Rise and fall: A graph showing house price changes by country since 2017

‘There remains a shortage properties coming onto the market in many areas, resulting in intense competition in some cases, and this factor is likely to keep prices pushing upwards throughout the summer.’

The UK Property Transactions Statistics showed that in April 2021, on a seasonally adjusted basis, the estimated number of transactions of residential properties with a value of £40,000 or greater was 117,860. 

This is 179.6 per cent higher than a year ago. Between March and April 2021, UK transactions decreased by 35.7 per cent on a seasonally adjusted basis.

House price growth was strongest in the North East where prices increased by 16.9 per cent in the year to April 2021, according to the ONS. 

The lowest annual growth was in London, where prices increased by 3.3 per cent. 

House prices in London are still the highest in the UK, but they dropped from an average of £500,000 in March to an average of £492,000 in April.

At the country level, the largest annual house price growth in the year to April 2021 was recorded in Wales, where house prices increased by 15.6 per cent.

Given the dramatic house price increases of the last year, buyers are being urged to consider whether they are paying over the odds for their homes. 

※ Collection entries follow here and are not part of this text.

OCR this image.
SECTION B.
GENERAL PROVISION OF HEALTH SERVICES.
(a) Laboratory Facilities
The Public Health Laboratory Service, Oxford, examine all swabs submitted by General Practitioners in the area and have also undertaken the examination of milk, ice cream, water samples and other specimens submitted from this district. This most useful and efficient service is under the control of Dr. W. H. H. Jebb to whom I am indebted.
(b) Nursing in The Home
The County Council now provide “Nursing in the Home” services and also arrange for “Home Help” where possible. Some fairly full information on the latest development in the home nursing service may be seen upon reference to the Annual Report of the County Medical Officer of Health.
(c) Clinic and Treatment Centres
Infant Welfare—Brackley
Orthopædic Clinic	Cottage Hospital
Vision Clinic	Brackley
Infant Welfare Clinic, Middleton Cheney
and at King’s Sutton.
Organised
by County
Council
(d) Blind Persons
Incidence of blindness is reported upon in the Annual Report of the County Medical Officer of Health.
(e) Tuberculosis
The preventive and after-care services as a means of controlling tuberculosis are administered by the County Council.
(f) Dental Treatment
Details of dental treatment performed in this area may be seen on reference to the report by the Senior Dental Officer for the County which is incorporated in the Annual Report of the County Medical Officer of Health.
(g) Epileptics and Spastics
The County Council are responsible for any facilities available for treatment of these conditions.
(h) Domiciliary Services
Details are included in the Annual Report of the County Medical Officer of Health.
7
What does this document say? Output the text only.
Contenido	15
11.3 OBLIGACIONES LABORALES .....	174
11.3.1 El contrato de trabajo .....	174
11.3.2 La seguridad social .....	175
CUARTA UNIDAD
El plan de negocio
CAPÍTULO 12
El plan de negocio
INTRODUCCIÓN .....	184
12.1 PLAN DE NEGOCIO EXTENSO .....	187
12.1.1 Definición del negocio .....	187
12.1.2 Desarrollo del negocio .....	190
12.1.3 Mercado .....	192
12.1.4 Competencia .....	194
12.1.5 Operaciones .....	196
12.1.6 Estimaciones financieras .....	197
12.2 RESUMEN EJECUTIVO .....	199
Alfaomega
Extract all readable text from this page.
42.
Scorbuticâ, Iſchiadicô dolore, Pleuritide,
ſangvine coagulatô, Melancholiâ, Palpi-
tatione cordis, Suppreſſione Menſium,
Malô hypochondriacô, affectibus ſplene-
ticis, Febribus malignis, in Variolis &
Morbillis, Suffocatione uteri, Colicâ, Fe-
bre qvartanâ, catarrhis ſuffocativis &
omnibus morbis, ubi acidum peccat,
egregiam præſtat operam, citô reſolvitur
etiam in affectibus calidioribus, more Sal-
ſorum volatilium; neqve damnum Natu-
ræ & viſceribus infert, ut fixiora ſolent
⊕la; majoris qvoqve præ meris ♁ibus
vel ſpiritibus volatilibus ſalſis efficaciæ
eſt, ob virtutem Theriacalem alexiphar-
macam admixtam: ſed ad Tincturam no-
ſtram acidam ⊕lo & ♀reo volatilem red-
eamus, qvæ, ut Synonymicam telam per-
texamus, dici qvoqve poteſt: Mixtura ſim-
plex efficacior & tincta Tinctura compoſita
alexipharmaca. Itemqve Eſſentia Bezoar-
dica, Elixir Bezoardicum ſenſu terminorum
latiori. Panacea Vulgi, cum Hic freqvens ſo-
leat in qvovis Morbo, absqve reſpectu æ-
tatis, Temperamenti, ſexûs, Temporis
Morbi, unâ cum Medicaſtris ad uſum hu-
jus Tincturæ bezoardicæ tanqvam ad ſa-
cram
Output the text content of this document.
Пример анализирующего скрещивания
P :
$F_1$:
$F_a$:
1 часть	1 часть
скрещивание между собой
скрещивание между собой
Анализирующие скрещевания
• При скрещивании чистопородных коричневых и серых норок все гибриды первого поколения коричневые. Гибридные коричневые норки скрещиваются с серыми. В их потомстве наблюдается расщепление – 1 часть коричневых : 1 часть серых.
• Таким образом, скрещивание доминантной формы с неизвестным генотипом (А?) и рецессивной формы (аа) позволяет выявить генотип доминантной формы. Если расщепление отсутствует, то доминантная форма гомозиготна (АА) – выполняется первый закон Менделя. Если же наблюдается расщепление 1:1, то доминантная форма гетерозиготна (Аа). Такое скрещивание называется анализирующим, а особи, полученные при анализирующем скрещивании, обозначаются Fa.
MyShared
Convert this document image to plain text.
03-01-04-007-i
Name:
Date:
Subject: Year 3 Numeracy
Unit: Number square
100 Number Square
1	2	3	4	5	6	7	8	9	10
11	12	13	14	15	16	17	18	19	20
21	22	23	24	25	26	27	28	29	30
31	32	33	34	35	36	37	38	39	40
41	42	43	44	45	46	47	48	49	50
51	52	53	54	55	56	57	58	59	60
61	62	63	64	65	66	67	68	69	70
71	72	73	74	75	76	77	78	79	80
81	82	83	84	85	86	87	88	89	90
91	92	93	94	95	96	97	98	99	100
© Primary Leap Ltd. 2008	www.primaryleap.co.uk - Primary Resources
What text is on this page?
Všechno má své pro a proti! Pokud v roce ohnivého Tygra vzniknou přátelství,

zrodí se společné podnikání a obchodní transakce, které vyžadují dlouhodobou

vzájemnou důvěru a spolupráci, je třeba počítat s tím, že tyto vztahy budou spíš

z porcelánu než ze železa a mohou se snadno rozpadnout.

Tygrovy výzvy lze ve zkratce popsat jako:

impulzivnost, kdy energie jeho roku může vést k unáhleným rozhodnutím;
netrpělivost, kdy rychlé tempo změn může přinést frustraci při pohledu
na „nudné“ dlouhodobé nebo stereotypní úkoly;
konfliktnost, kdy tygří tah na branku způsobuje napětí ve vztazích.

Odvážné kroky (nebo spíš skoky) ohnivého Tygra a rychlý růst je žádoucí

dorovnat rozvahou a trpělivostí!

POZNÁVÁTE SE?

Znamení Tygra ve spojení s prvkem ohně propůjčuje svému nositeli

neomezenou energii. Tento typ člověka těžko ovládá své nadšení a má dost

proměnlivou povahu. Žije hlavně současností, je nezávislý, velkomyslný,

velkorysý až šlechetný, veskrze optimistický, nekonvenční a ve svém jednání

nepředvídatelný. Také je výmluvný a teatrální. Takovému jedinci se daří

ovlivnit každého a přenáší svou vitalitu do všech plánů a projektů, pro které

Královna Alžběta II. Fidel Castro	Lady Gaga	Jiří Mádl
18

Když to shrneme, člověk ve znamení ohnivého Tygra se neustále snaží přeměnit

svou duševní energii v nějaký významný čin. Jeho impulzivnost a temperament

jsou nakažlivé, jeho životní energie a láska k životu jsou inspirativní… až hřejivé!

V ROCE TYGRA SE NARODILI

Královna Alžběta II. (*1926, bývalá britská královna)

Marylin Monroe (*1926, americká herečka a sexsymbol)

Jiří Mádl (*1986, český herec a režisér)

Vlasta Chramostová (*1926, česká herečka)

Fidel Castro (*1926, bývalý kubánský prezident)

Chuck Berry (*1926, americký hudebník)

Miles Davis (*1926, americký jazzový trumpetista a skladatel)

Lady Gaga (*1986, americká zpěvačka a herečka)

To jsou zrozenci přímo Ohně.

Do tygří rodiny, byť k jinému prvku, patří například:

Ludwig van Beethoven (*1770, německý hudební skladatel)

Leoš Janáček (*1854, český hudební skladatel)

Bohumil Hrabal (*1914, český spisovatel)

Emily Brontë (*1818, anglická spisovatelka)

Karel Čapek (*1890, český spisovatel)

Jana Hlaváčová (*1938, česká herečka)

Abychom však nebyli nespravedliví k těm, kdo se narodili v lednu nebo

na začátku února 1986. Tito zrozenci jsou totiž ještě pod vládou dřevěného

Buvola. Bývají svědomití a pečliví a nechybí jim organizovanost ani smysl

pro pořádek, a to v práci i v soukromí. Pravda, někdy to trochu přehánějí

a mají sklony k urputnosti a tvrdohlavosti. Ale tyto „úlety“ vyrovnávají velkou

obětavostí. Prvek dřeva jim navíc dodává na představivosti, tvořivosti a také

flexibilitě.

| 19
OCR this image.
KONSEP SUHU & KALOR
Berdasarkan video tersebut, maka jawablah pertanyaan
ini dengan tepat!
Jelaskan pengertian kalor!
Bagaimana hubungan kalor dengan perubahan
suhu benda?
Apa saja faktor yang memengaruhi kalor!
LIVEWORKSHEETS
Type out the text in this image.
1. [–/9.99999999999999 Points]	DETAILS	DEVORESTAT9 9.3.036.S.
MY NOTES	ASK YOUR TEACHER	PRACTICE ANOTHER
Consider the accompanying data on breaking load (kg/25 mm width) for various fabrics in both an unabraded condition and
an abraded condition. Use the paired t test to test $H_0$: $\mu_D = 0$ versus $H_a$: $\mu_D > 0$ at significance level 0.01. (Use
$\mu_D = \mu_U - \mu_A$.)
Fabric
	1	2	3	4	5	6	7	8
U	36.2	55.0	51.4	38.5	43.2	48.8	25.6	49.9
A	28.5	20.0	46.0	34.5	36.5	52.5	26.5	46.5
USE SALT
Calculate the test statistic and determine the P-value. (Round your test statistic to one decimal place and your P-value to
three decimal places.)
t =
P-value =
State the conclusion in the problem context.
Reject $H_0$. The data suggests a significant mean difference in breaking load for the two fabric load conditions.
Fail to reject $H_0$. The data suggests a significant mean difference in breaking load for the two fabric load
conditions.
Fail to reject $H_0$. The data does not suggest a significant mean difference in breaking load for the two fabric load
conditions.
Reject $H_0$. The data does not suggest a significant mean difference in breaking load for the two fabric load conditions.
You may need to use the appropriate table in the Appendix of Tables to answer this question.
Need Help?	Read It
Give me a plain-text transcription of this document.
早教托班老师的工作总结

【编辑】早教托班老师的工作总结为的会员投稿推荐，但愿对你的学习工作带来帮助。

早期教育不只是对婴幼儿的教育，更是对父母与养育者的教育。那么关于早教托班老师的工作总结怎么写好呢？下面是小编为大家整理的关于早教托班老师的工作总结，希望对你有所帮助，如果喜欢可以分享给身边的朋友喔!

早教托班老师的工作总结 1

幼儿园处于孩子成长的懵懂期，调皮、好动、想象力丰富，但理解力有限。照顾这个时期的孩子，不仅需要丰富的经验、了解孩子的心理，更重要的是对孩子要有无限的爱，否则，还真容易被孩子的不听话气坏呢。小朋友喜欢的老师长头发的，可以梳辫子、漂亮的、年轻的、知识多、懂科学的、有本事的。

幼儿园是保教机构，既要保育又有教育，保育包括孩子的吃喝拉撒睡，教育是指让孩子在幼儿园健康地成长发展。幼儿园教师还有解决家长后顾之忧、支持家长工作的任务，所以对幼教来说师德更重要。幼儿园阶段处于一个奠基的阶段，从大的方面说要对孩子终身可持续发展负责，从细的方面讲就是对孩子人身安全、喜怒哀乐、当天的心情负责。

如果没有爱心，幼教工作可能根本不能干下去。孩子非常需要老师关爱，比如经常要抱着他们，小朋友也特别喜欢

Miles Robinson, head of mortgages at online mortgage broker Trussle, said: ‘House prices are continuing to grow due to extremely high demand caused by the rush to beat the stamp duty holiday deadline. 

‘While this is great news for those selling a home, buyers are likely paying over the odds when compared with previous years. 

‘As such, any savings from the Stamp Duty Holiday might well be absorbed by the current high cost of homes. 

‘Buyers should look beyond the headline savings and really consider if this is the right choice for them.’